Il faut croire que le malheur des uns fait le bonheur des autres. Les organisations de défense de la nature ont accueilli la nouvelle avec joie, Équiterre en tête.

«Il s’agit d’une excellente nouvelle de pouvoir compter sur un ministre de l’Environnement avec l’expérience et la connaissance des dossiers de Steven Guilbeault», a déclaré Colleen Thorpe, directrice générale d’Équiterre, organisation cofondée par M. Guilbeault lui-même il y a près de 30 ans.

«J’ai travaillé avec lui pendant plus de 10 ans chez Équiterre et je sais qu’il est un homme de conviction, à l’écoute et capable de rallier des gens d’horizons différents. Je suis persuadée qu’il transposera ces qualités dans ses nouvelles fonctions», a-t-elle ajouté.

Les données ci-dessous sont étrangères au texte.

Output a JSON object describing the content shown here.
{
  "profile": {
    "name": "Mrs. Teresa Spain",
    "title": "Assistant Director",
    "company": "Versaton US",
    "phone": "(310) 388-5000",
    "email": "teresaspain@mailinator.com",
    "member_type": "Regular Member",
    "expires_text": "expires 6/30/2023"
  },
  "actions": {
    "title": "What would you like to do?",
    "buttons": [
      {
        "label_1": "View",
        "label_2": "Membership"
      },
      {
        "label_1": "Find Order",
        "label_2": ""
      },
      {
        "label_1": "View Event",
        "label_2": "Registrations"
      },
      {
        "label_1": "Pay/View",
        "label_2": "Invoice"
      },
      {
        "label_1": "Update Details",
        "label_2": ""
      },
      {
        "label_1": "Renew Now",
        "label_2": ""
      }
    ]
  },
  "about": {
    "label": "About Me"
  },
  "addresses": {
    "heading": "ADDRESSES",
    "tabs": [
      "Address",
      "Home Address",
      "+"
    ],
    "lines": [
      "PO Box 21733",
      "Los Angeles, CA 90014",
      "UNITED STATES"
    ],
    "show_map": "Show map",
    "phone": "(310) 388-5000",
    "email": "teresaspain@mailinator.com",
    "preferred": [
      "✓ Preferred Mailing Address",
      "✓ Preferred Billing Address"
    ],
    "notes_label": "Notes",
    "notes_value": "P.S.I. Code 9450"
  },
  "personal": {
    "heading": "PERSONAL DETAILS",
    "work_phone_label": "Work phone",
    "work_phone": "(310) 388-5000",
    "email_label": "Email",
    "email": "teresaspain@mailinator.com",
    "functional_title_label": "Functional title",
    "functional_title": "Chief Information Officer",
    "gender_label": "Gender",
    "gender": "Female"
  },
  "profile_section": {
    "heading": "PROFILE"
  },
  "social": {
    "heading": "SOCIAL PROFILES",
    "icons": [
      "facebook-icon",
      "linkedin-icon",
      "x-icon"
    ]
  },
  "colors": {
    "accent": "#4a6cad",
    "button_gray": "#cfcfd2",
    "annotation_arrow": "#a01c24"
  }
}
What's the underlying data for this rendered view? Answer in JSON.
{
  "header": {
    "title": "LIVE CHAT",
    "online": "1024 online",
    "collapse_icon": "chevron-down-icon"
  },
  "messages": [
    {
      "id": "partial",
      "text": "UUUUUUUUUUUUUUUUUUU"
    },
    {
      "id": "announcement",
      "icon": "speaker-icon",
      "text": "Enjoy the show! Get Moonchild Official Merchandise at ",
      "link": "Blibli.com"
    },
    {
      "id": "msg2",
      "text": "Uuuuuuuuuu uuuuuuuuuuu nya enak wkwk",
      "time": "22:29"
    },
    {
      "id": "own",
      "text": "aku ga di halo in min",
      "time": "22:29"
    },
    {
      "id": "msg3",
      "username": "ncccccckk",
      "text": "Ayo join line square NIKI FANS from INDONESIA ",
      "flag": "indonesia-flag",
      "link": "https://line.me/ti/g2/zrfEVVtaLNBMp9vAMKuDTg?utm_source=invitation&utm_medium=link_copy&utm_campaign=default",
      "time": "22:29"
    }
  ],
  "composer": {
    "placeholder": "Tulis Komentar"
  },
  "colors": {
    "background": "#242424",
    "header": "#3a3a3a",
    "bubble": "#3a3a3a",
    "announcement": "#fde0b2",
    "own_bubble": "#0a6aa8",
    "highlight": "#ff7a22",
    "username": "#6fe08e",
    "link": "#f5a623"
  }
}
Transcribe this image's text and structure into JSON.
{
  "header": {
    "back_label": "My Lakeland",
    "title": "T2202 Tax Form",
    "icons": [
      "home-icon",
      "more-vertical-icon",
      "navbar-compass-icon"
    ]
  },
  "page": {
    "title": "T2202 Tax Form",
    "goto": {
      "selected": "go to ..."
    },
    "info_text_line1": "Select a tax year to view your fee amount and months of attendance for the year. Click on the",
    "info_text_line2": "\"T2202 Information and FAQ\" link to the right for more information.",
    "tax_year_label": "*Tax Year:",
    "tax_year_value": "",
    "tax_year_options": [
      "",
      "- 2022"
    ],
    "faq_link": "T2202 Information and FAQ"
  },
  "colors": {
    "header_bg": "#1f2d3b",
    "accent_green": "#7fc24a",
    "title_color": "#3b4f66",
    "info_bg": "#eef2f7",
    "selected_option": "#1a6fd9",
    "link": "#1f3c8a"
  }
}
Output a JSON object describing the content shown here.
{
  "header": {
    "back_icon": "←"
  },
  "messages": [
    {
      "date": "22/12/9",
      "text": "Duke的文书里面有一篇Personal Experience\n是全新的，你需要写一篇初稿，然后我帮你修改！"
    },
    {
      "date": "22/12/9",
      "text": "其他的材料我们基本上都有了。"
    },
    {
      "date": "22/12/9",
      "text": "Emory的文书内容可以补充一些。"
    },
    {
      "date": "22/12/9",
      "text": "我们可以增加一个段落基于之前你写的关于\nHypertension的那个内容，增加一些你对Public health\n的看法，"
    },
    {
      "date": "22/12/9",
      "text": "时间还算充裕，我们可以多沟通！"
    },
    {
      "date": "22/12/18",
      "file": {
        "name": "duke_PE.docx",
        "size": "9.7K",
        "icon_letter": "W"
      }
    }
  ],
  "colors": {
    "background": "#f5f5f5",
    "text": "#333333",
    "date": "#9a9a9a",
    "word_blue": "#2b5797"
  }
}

L’accueil fut sensiblement le même du côté de Greenpeace. Son directeur responsable de la campagne Énergie-Climat, Patrick Bonin, le décrit comme «une personne pragmatique et maître en la matière, ce qui sera crucial pour mettre en œuvre et bonifier les engagements climatiques des libéraux.»

«L’histoire nous le dira»

Questionné à savoir s’il était condamné à décevoir étant données les attentes suscitées par sa nomination, Steven Guilbeault a répondu que «l’histoire nous le dira».

«Je pense que mon rôle, et notre rôle en tant que gouvernement, c’est de faire tout ce qu’on peut pour accélérer la lutte aux changements climatiques, pour accélérer, ou freiner, si vous préférez, la disparition des espaces verts et les menaces qui pèsent sur les espaces naturels et les espèces menacées», a-t-il lancé en point de presse à Ottawa, mardi après-midi.

Sur Twitter, M. Guilbeault a manifesté sa hâte d’aller à Glasgow, en Écosse, où aura lieu au début du mois de novembre la COP26.

«Il s’agit de ma 19e COP, et je sais qu’il y a beaucoup de pain sur la planche. Je me mets tout de suite au travail pour me préparer et tenir mes promesses. On y va!»